Is it possible indeed, that the society of persons in the lowest state of profligacy, can be desirable for a man of family, for one who pretends to honour and integrity? Is it possible that they should not have some tendency to pollute his ideas, to debase his sentiments, and to reduce him to the same rank with themselves? If the women you have described irreclaimable, let it at least be remembered that your conduct tends to shut up against them the door of reformation and return, and forces upon them a mode of subsistence which they might not voluntarily have chosen.
Thus much for your first letter. Your second calls me to a subject of greater seriousness and magnitude. My Rinaldo makes hasty strides indeed! Scarcely embarked in licentious and libertine principles, he seems to look forward to the last consummation of the debauchee. Seduction, my dear lord, is an action that will yield in horror to no crime that ever sprang up in the degenerate breast.
But it seems, the action you propose to yourself is divested of some of the aggravations of seduction. I will acknowledge it. Had my friend received this crime into his bosom in all its deformity, dear as he is to me, I would have thrown him from my heart with detestation. Yes, I am firmly persuaded, that the man who perpetrates it, however specious he may appear, was never conscious to one generous sentiment, never knew the meaning of rectitude and integrity, but was at all times wrapped up in that narrow selfishness, that torpid insensibility, that would not disgrace a fiend.
He undermines innocence surrounded with all her guard of ingenuous feelings and virtuous principles. He forces from her station a defenceless woman, who, without his malignant interposition, might have filled it with honour and happiness. He heaps up disgrace and misery upon a family that never gave him provocation, and perhaps brings down the grey hairs of the heads of it to the grave with calamity.
Of all hypocrites this man is the most consummate and the most odious. He dresses his countenance in smiles, while his invention teems with havoc and ruin. He pretends the sincerest good will without feeling one sentiment of disinterested and honest affection. He feigns the warmest attachment that he may the more securely destroy.
This, my friend, is not the crime of an instant, an action into which he is hurried by unexpected temptation, and the momentary violence of passion. He goes about it with deliberation. He lays his plans with all the subtlety of a Machiavel, and all the flagitiousness of a Borgia. He executes them gradually from day to day, and from week to week. And during all this time he dwells upon the luxurious idea, he riots in the misery he hopes to create. He will tell you he loves. Yes, he loves, as the hawk loves the harmless dove, as the tyger loves the trembling kid. And is this the man in whose favour I should ever have been weak enough to entertain a partiality? I would tear him from my bosom like an adder. I would crush him like a serpent.

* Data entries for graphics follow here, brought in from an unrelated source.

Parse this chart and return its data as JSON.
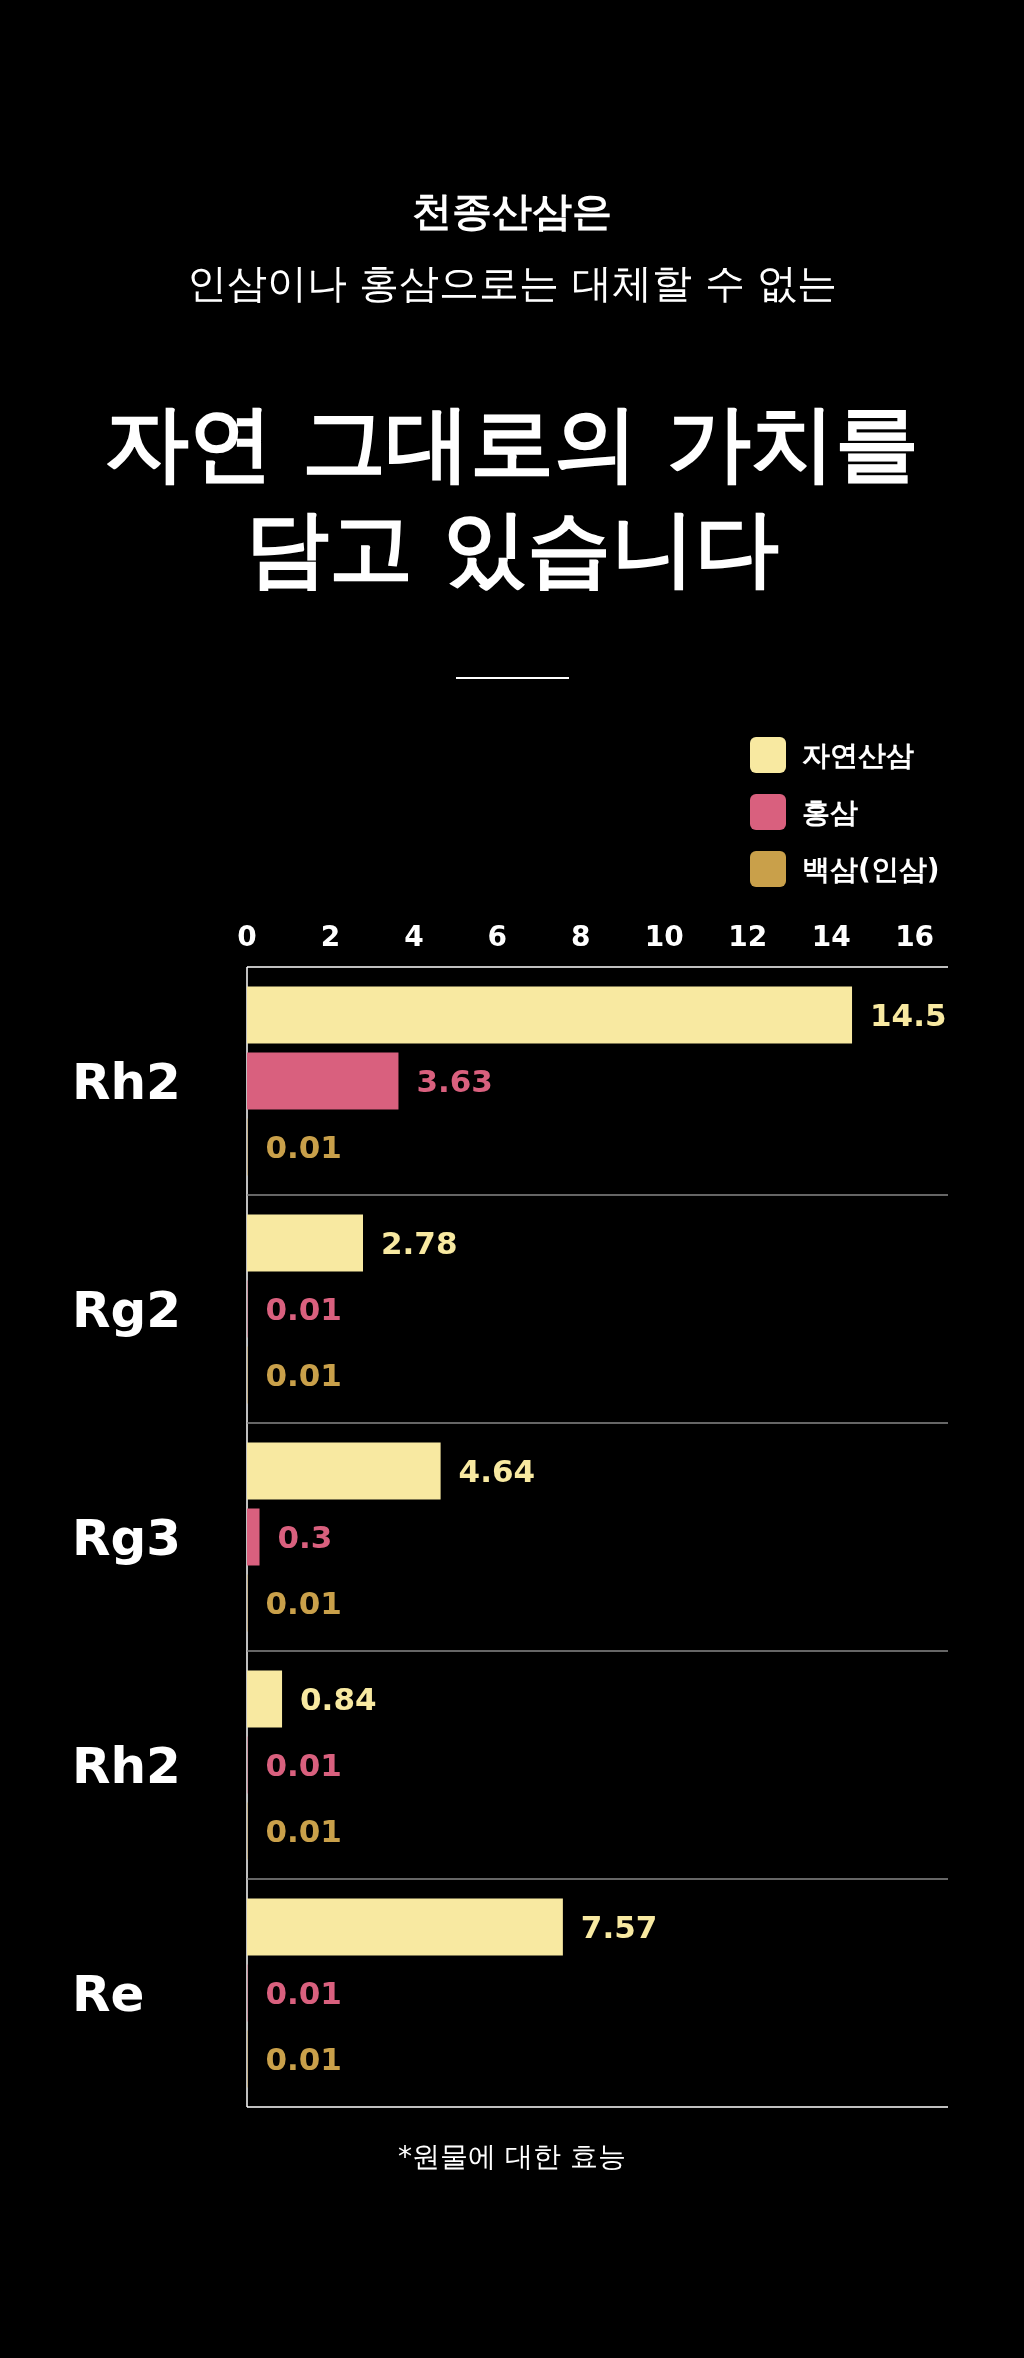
{
  "chart_data": {
    "type": "bar",
    "orientation": "horizontal",
    "subtitle": "천종산삼은\n인삼이나 홍삼으로는 대체할 수 없는",
    "title": "자연 그대로의 가치를\n담고 있습니다",
    "categories": [
      "Rh2",
      "Rg2",
      "Rg3",
      "Rh2",
      "Re"
    ],
    "series": [
      {
        "name": "자연산삼",
        "color": "#f8e9a1",
        "values": [
          14.5,
          2.78,
          4.64,
          0.84,
          7.57
        ]
      },
      {
        "name": "홍삼",
        "color": "#d9607e",
        "values": [
          3.63,
          0.01,
          0.3,
          0.01,
          0.01
        ]
      },
      {
        "name": "백삼(인삼)",
        "color": "#c9a04a",
        "values": [
          0.01,
          0.01,
          0.01,
          0.01,
          0.01
        ]
      }
    ],
    "xlim": [
      0,
      16.8
    ],
    "xticks": [
      0,
      2,
      4,
      6,
      8,
      10,
      12,
      14,
      16
    ],
    "data_labels": true,
    "legend": "top right",
    "grid": false,
    "annotations": [
      "*원물에 대한 효능"
    ]
  }
}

But your case has not the same aggravations. Here is no father who prizes the honour of his family more than life, and whose heart is bound up in the virtue of his only child. Here is no mother a stranger to disgrace, and who with unremitted vigilance had fought to guard every avenue to the destruction of her daughter. Even the victim herself has never learned the beauty of virgin purity, and does not know the value of that she is about to lose.